The sender’s only hope is to use a plaintext that is different from what the attacker has. Some strategies:
- For starters, prepend the plaintext with a number of random “null” characters equal to the seed length. This will prevent the attacker from obtaining the seed even if the substitution keys have been obtained from solving a linear system (except for Worm, where the linear system also gives the seed). If the cipher involves ciphertext letters in the enciphering operation (Zigzag, Skink, and Serpentine do, Visionnaire does not), then the attacker won’t be able to decrypt another message encrypted with the same substitution keys and seed so easily, even if he/she/it is able to obtain the substitution keys. But still the cipher would have been greatly weakened if the seed is short, so use a long seed containing several dozen characters.
- Cut the plaintext at some point in the middle, like a deck of cards, and place the second part ahead of the first, perhaps with an easily distinguishable code separating the two parts. This will force the attacker to solve the system for every possible cut position. Of course, a computer can do this in very little time unless you also do the item below.
- Even better, throw some nulls characters into the plaintext at irregular intervals. This will force the attacker to try every possibility before he/she/it can find the good one. The more nulls and the more “random” their locations (sometimes they’ll need to be next to each other), the better.
- And better still, do a keyed transposition on the plaintext or the ciphertext (or both). This can be done quite easily since a mixed alphabet contains no repeated letters and therefore can also be used quite well as a transposition key. Then the ciphertext characters won’t be matched to any particular plaintext characters, and making guesses is as difficult as guessing the key itself. Anagramming, which is typically used in the cryptanalysis of transposition ciphers, won’t work because of the additional encryption steps.
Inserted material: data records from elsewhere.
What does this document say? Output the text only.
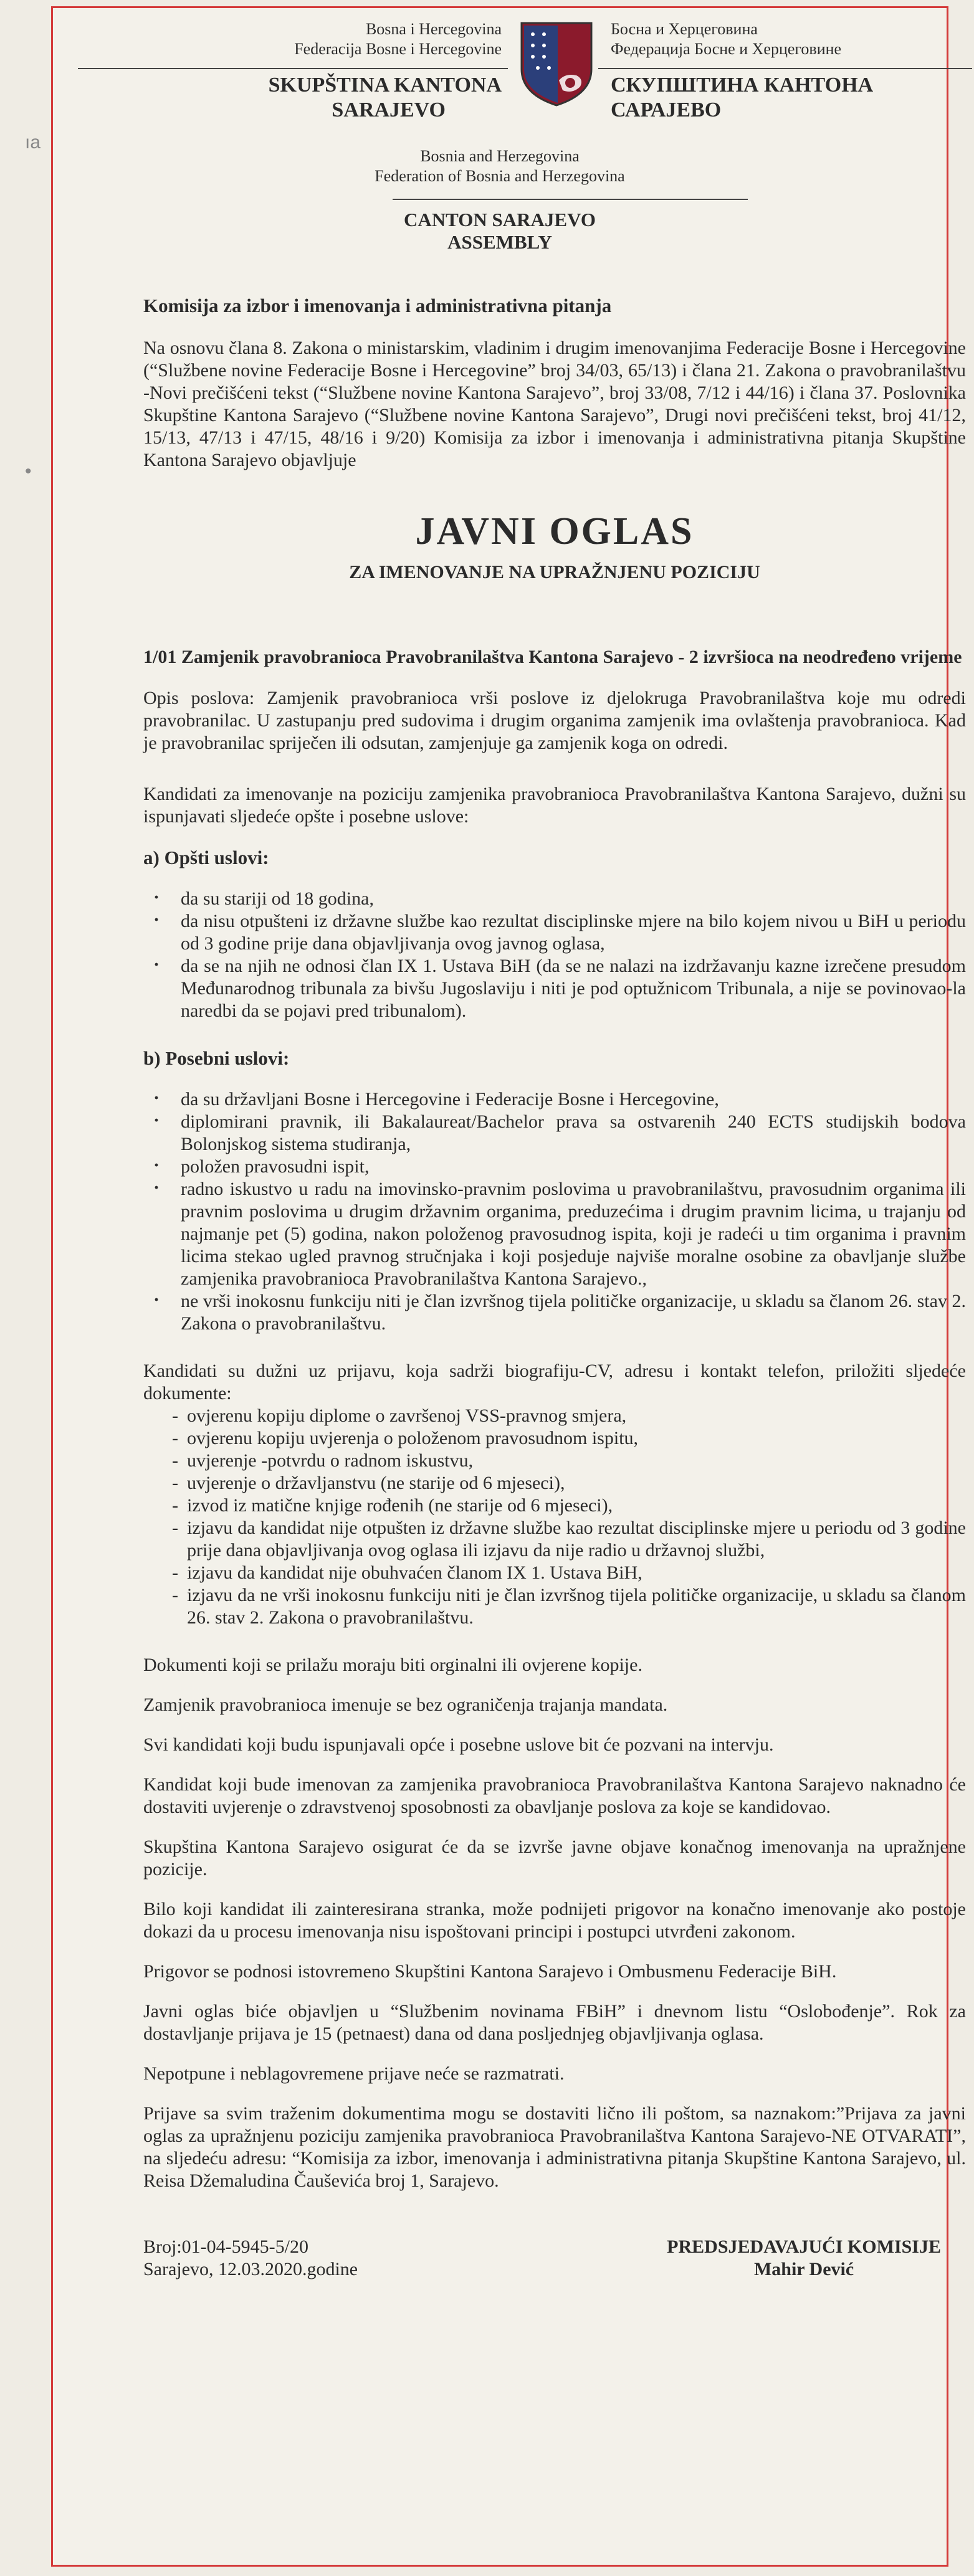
ıa
•

Bosna i Hercegovina

Federacija Bosne i Hercegovine

SKUPŠTINA KANTONA

SARAJEVO

Босна и Херцеговина

Федерација Босне и Херцеговине

СКУПШТИНА КАНТОНА

САРАЈЕВО

Bosnia and Herzegovina

Federation of Bosnia and Herzegovina

CANTON SARAJEVO

ASSEMBLY

Komisija za izbor i imenovanja i administrativna pitanja

Na osnovu člana 8. Zakona o ministarskim, vladinim i drugim imenovanjima Federacije Bosne i Hercegovine (“Službene novine Federacije Bosne i Hercegovine” broj 34/03, 65/13) i člana 21. Zakona o pravobranilaštvu -Novi prečišćeni tekst (“Službene novine Kantona Sarajevo”, broj 33/08, 7/12 i 44/16) i člana 37. Poslovnika Skupštine Kantona Sarajevo (“Službene novine Kantona Sarajevo”, Drugi novi prečišćeni tekst, broj 41/12, 15/13, 47/13 i 47/15, 48/16 i 9/20) Komisija za izbor i imenovanja i administrativna pitanja Skupštine Kantona Sarajevo objavljuje

JAVNI OGLAS

ZA IMENOVANJE NA UPRAŽNJENU POZICIJU

1/01 Zamjenik pravobranioca Pravobranilaštva Kantona Sarajevo - 2 izvršioca na neodređeno vrijeme

Opis poslova: Zamjenik pravobranioca vrši poslove iz djelokruga Pravobranilaštva koje mu odredi pravobranilac. U zastupanju pred sudovima i drugim organima zamjenik ima ovlaštenja pravobranioca. Kad je pravobranilac spriječen ili odsutan, zamjenjuje ga zamjenik koga on odredi.

Kandidati za imenovanje na poziciju zamjenika pravobranioca Pravobranilaštva Kantona Sarajevo, dužni su ispunjavati sljedeće opšte i posebne uslove:

a) Opšti uslovi:

· da su stariji od 18 godina,
· da nisu otpušteni iz državne službe kao rezultat disciplinske mjere na bilo kojem nivou u BiH u periodu od 3 godine prije dana objavljivanja ovog javnog oglasa,
· da se na njih ne odnosi član IX 1. Ustava BiH (da se ne nalazi na izdržavanju kazne izrečene presudom Međunarodnog tribunala za bivšu Jugoslaviju i niti je pod optužnicom Tribunala, a nije se povinovao-la naredbi da se pojavi pred tribunalom).

b) Posebni uslovi:

· da su državljani Bosne i Hercegovine i Federacije Bosne i Hercegovine,
· diplomirani pravnik, ili Bakalaureat/Bachelor prava sa ostvarenih 240 ECTS studijskih bodova Bolonjskog sistema studiranja,
· položen pravosudni ispit,
· radno iskustvo u radu na imovinsko-pravnim poslovima u pravobranilaštvu, pravosudnim organima ili pravnim poslovima u drugim državnim organima, preduzećima i drugim pravnim licima, u trajanju od najmanje pet (5) godina, nakon položenog pravosudnog ispita, koji je radeći u tim organima i pravnim licima stekao ugled pravnog stručnjaka i koji posjeduje najviše moralne osobine za obavljanje službe zamjenika pravobranioca Pravobranilaštva Kantona Sarajevo.,
· ne vrši inokosnu funkciju niti je član izvršnog tijela političke organizacije, u skladu sa članom 26. stav 2. Zakona o pravobranilaštvu.

Kandidati su dužni uz prijavu, koja sadrži biografiju-CV, adresu i kontakt telefon, priložiti sljedeće dokumente:

- ovjerenu kopiju diplome o završenoj VSS-pravnog smjera,
- ovjerenu kopiju uvjerenja o položenom pravosudnom ispitu,
- uvjerenje -potvrdu o radnom iskustvu,
- uvjerenje o državljanstvu (ne starije od 6 mjeseci),
- izvod iz matične knjige rođenih (ne starije od 6 mjeseci),
- izjavu da kandidat nije otpušten iz državne službe kao rezultat disciplinske mjere u periodu od 3 godine prije dana objavljivanja ovog oglasa ili izjavu da nije radio u državnoj službi,
- izjavu da kandidat nije obuhvaćen članom IX 1. Ustava BiH,
- izjavu da ne vrši inokosnu funkciju niti je član izvršnog tijela političke organizacije, u skladu sa članom 26. stav 2. Zakona o pravobranilaštvu.

Dokumenti koji se prilažu moraju biti orginalni ili ovjerene kopije.

Zamjenik pravobranioca imenuje se bez ograničenja trajanja mandata.

Svi kandidati koji budu ispunjavali opće i posebne uslove bit će pozvani na intervju.

Kandidat koji bude imenovan za zamjenika pravobranioca Pravobranilaštva Kantona Sarajevo naknadno će dostaviti uvjerenje o zdravstvenoj sposobnosti za obavljanje poslova za koje se kandidovao.

Skupština Kantona Sarajevo osigurat će da se izvrše javne objave konačnog imenovanja na upražnjene pozicije.

Bilo koji kandidat ili zainteresirana stranka, može podnijeti prigovor na konačno imenovanje ako postoje dokazi da u procesu imenovanja nisu ispoštovani principi i postupci utvrđeni zakonom.

Prigovor se podnosi istovremeno Skupštini Kantona Sarajevo i Ombusmenu Federacije BiH.

Javni oglas biće objavljen u “Službenim novinama FBiH” i dnevnom listu “Oslobođenje”. Rok za dostavljanje prijava je 15 (petnaest) dana od dana posljednjeg objavljivanja oglasa.

Nepotpune i neblagovremene prijave neće se razmatrati.

Prijave sa svim traženim dokumentima mogu se dostaviti lično ili poštom, sa naznakom:”Prijava za javni oglas za upražnjenu poziciju zamjenika pravobranioca Pravobranilaštva Kantona Sarajevo-NE OTVARATI”, na sljedeću adresu: “Komisija za izbor, imenovanja i administrativna pitanja Skupštine Kantona Sarajevo, ul. Reisa Džemaludina Čauševića broj 1, Sarajevo.

Broj:01-04-5945-5/20

Sarajevo, 12.03.2020.godine

PREDSJEDAVAJUĆI KOMISIJE

Mahir Dević
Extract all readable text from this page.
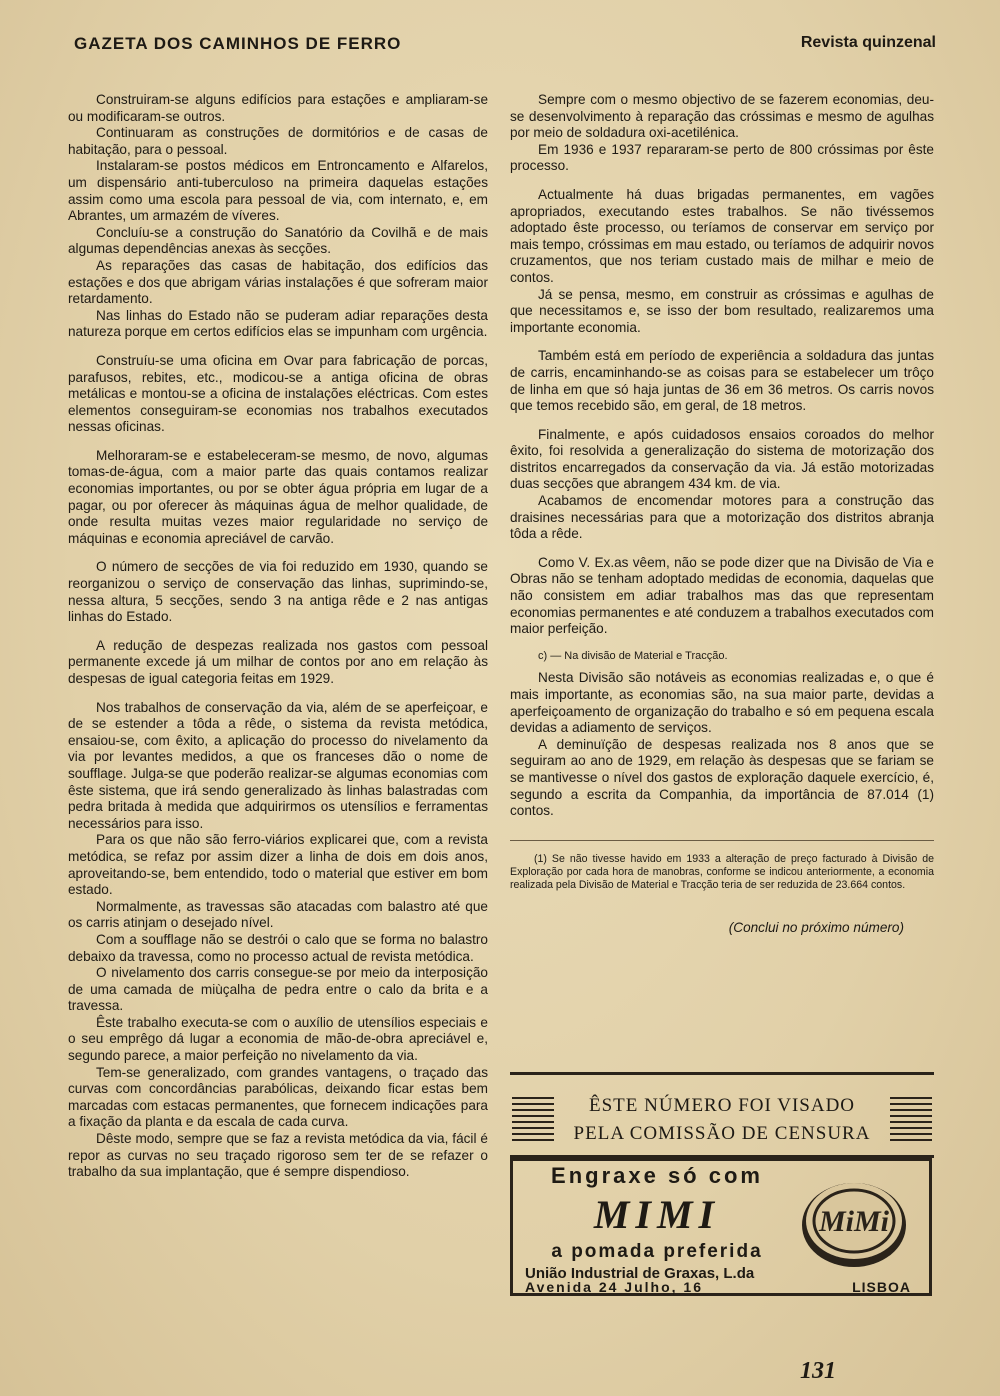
GAZETA DOS CAMINHOS DE FERRO	Revista quinzenal

Construiram-se alguns edifícios para estações e ampliaram-se ou modificaram-se outros.

Continuaram as construções de dormitórios e de casas de habitação, para o pessoal.

Instalaram-se postos médicos em Entroncamento e Alfarelos, um dispensário anti-tuberculoso na primeira daquelas estações assim como uma escola para pessoal de via, com internato, e, em Abrantes, um armazém de víveres.

Concluíu-se a construção do Sanatório da Covilhã e de mais algumas dependências anexas às secções.

As reparações das casas de habitação, dos edifícios das estações e dos que abrigam várias instalações é que sofreram maior retardamento.

Nas linhas do Estado não se puderam adiar reparações desta natureza porque em certos edifícios elas se impunham com urgência.

Construíu-se uma oficina em Ovar para fabricação de porcas, parafusos, rebites, etc., modicou-se a antiga oficina de obras metálicas e montou-se a oficina de instalações eléctricas. Com estes elementos conseguiram-se economias nos trabalhos executados nessas oficinas.

Melhoraram-se e estabeleceram-se mesmo, de novo, algumas tomas-de-água, com a maior parte das quais contamos realizar economias importantes, ou por se obter água própria em lugar de a pagar, ou por oferecer às máquinas água de melhor qualidade, de onde resulta muitas vezes maior regularidade no serviço de máquinas e economia apreciável de carvão.

O número de secções de via foi reduzido em 1930, quando se reorganizou o serviço de conservação das linhas, suprimindo-se, nessa altura, 5 secções, sendo 3 na antiga rêde e 2 nas antigas linhas do Estado.

A redução de despezas realizada nos gastos com pessoal permanente excede já um milhar de contos por ano em relação às despesas de igual categoria feitas em 1929.

Nos trabalhos de conservação da via, além de se aperfeiçoar, e de se estender a tôda a rêde, o sistema da revista metódica, ensaiou-se, com êxito, a aplicação do processo do nivelamento da via por levantes medidos, a que os franceses dão o nome de soufflage. Julga-se que poderão realizar-se algumas economias com êste sistema, que irá sendo generalizado às linhas balastradas com pedra britada à medida que adquirirmos os utensílios e ferramentas necessários para isso.

Para os que não são ferro-viários explicarei que, com a revista metódica, se refaz por assim dizer a linha de dois em dois anos, aproveitando-se, bem entendido, todo o material que estiver em bom estado.

Normalmente, as travessas são atacadas com balastro até que os carris atinjam o desejado nível.

Com a soufflage não se destrói o calo que se forma no balastro debaixo da travessa, como no processo actual de revista metódica.

O nivelamento dos carris consegue-se por meio da interposição de uma camada de miùçalha de pedra entre o calo da brita e a travessa.

Êste trabalho executa-se com o auxílio de utensílios especiais e o seu emprêgo dá lugar a economia de mão-de-obra apreciável e, segundo parece, a maior perfeição no nivelamento da via.

Tem-se generalizado, com grandes vantagens, o traçado das curvas com concordâncias parabólicas, deixando ficar estas bem marcadas com estacas permanentes, que fornecem indicações para a fixação da planta e da escala de cada curva.

Dêste modo, sempre que se faz a revista metódica da via, fácil é repor as curvas no seu traçado rigoroso sem ter de se refazer o trabalho da sua implantação, que é sempre dispendioso.

Sempre com o mesmo objectivo de se fazerem economias, deu-se desenvolvimento à reparação das cróssimas e mesmo de agulhas por meio de soldadura oxi-acetilénica.

Em 1936 e 1937 repararam-se perto de 800 cróssimas por êste processo.

Actualmente há duas brigadas permanentes, em vagões apropriados, executando estes trabalhos. Se não tivéssemos adoptado êste processo, ou teríamos de conservar em serviço por mais tempo, cróssimas em mau estado, ou teríamos de adquirir novos cruzamentos, que nos teriam custado mais de milhar e meio de contos.

Já se pensa, mesmo, em construir as cróssimas e agulhas de que necessitamos e, se isso der bom resultado, realizaremos uma importante economia.

Também está em período de experiência a soldadura das juntas de carris, encaminhando-se as coisas para se estabelecer um trôço de linha em que só haja juntas de 36 em 36 metros. Os carris novos que temos recebido são, em geral, de 18 metros.

Finalmente, e após cuidadosos ensaios coroados do melhor êxito, foi resolvida a generalização do sistema de motorização dos distritos encarregados da conservação da via. Já estão motorizadas duas secções que abrangem 434 km. de via.

Acabamos de encomendar motores para a construção das draisines necessárias para que a motorização dos distritos abranja tôda a rêde.

Como V. Ex.as vêem, não se pode dizer que na Divisão de Via e Obras não se tenham adoptado medidas de economia, daquelas que não consistem em adiar trabalhos mas das que representam economias permanentes e até conduzem a trabalhos executados com maior perfeição.

c) — Na divisão de Material e Tracção.

Nesta Divisão são notáveis as economias realizadas e, o que é mais importante, as economias são, na sua maior parte, devidas a aperfeiçoamento de organização do trabalho e só em pequena escala devidas a adiamento de serviços.

A deminuïção de despesas realizada nos 8 anos que se seguiram ao ano de 1929, em relação às despesas que se fariam se se mantivesse o nível dos gastos de exploração daquele exercício, é, segundo a escrita da Companhia, da importância de 87.014 (1) contos.

(1) Se não tivesse havido em 1933 a alteração de preço facturado à Divisão de Exploração por cada hora de manobras, conforme se indicou anteriormente, a economia realizada pela Divisão de Material e Tracção teria de ser reduzida de 23.664 contos.
(Conclui no próximo número)
ÊSTE NÚMERO FOI VISADO
PELA COMISSÃO DE CENSURA
Engraxe só com
MIMI
a pomada preferida
União Industrial de Graxas, L.da
Avenida 24 Julho, 16	LISBOA
MiMi
131
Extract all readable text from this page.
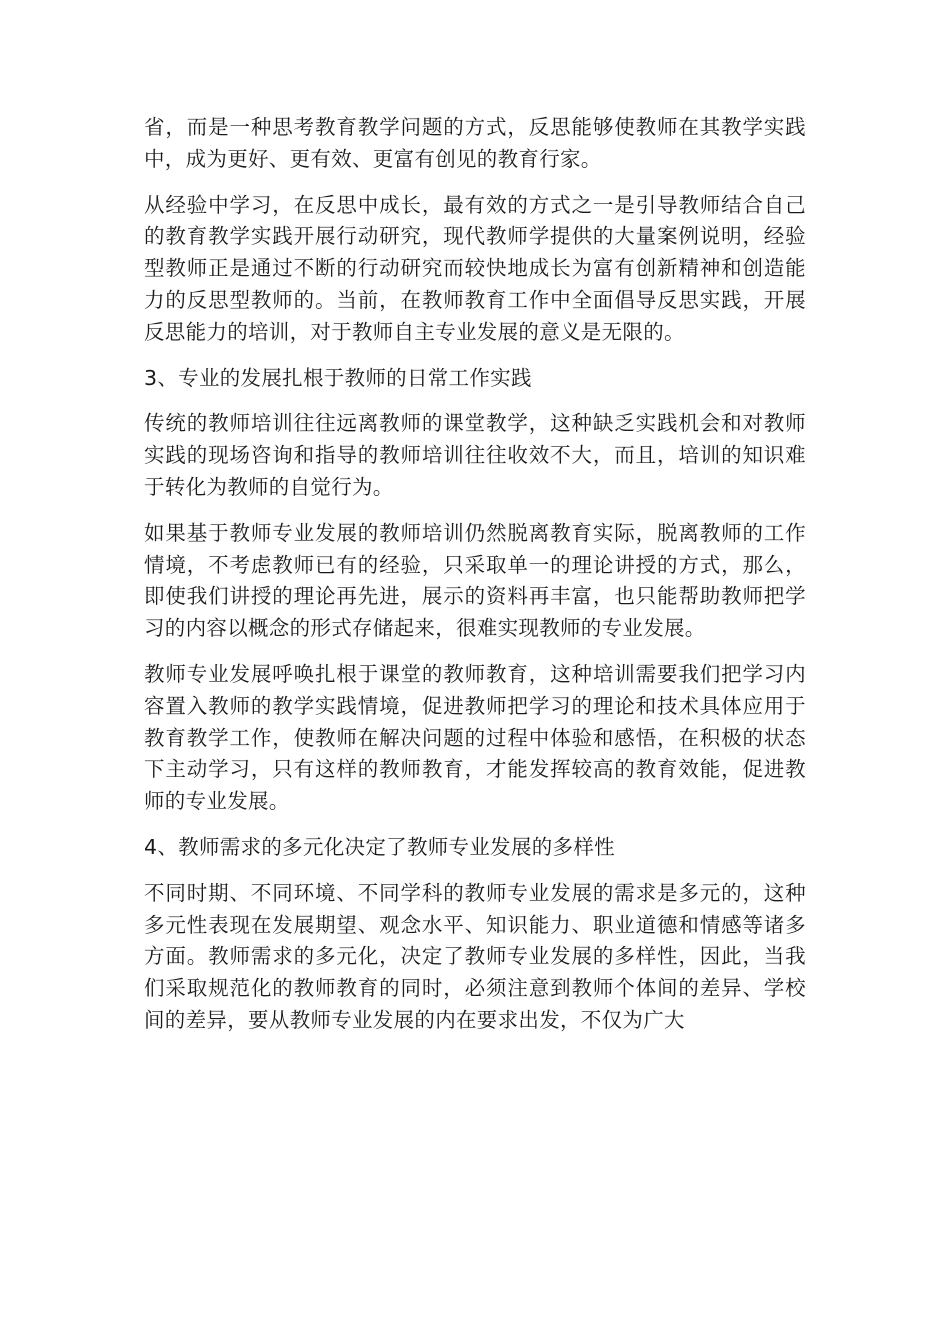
省，而是一种思考教育教学问题的方式，反思能够使教师在其教学实践中，成为更好、更有效、更富有创见的教育行家。

从经验中学习，在反思中成长，最有效的方式之一是引导教师结合自己的教育教学实践开展行动研究，现代教师学提供的大量案例说明，经验型教师正是通过不断的行动研究而较快地成长为富有创新精神和创造能力的反思型教师的。当前，在教师教育工作中全面倡导反思实践，开展反思能力的培训，对于教师自主专业发展的意义是无限的。

3、专业的发展扎根于教师的日常工作实践

传统的教师培训往往远离教师的课堂教学，这种缺乏实践机会和对教师实践的现场咨询和指导的教师培训往往收效不大，而且，培训的知识难于转化为教师的自觉行为。

如果基于教师专业发展的教师培训仍然脱离教育实际，脱离教师的工作情境，不考虑教师已有的经验，只采取单一的理论讲授的方式，那么，即使我们讲授的理论再先进，展示的资料再丰富，也只能帮助教师把学习的内容以概念的形式存储起来，很难实现教师的专业发展。

教师专业发展呼唤扎根于课堂的教师教育，这种培训需要我们把学习内容置入教师的教学实践情境，促进教师把学习的理论和技术具体应用于教育教学工作，使教师在解决问题的过程中体验和感悟，在积极的状态下主动学习，只有这样的教师教育，才能发挥较高的教育效能，促进教师的专业发展。

4、教师需求的多元化决定了教师专业发展的多样性

不同时期、不同环境、不同学科的教师专业发展的需求是多元的，这种多元性表现在发展期望、观念水平、知识能力、职业道德和情感等诸多方面。教师需求的多元化，决定了教师专业发展的多样性，因此，当我们采取规范化的教师教育的同时，必须注意到教师个体间的差异、学校间的差异，要从教师专业发展的内在要求出发，不仅为广大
Option 4 actually works quite well. I have made versions of Sink and Worm that add transposition steps so that there is no way to know (without knowing the separate transposition key, which is also a mixed alphabet having 26! combinations) which ciphertext letter matches which plaintext letter. Transpositions involve quite a bit less work than operations on a Tabula Recta, so the amount of work added is not too great. The enhanced Skink, called SuperSkink, adds a single transposition of the plaintext when encrypting, which needs to be reversed at the end when decrypting. The enhanced Worm, which I’m calling SuperWorm, has a transposition at the beginning and a reverse transposition at the end under the same key, so that the encryption and decryption still involve identical processes. The same trick is involved in SuperFileine, which is the version of Serpentine for files.
Bottom line, there’s no free lunch. These are simple hand ciphers, and quite secure against ciphertext-only attacks, but proofing them against known-plaintext attacks takes some extra work. Of course, you could always use a computer-base cipher, which obtain their resistance against known-plaintext attacks from operations that are so complicated that reversing them takes more computation than simply trying to brute-force the key.
Or you could use a long text key, like Snake and other ciphers of its kind. Snake is not susceptible to the attack we’ve just seen because inverting the output substitution gives us this equation:
f(Ci) = Ki – f(Pi)
where K is the key text obtained by combining three pieces of text on the Tabula Recta. Since K is pretty close to being statistically random, the value of Ki is never known a priori, and every time we add an equation by looking at a new position in the plaintext and the ciphertext we also add an unknown, so we can never make a solvable system of equations.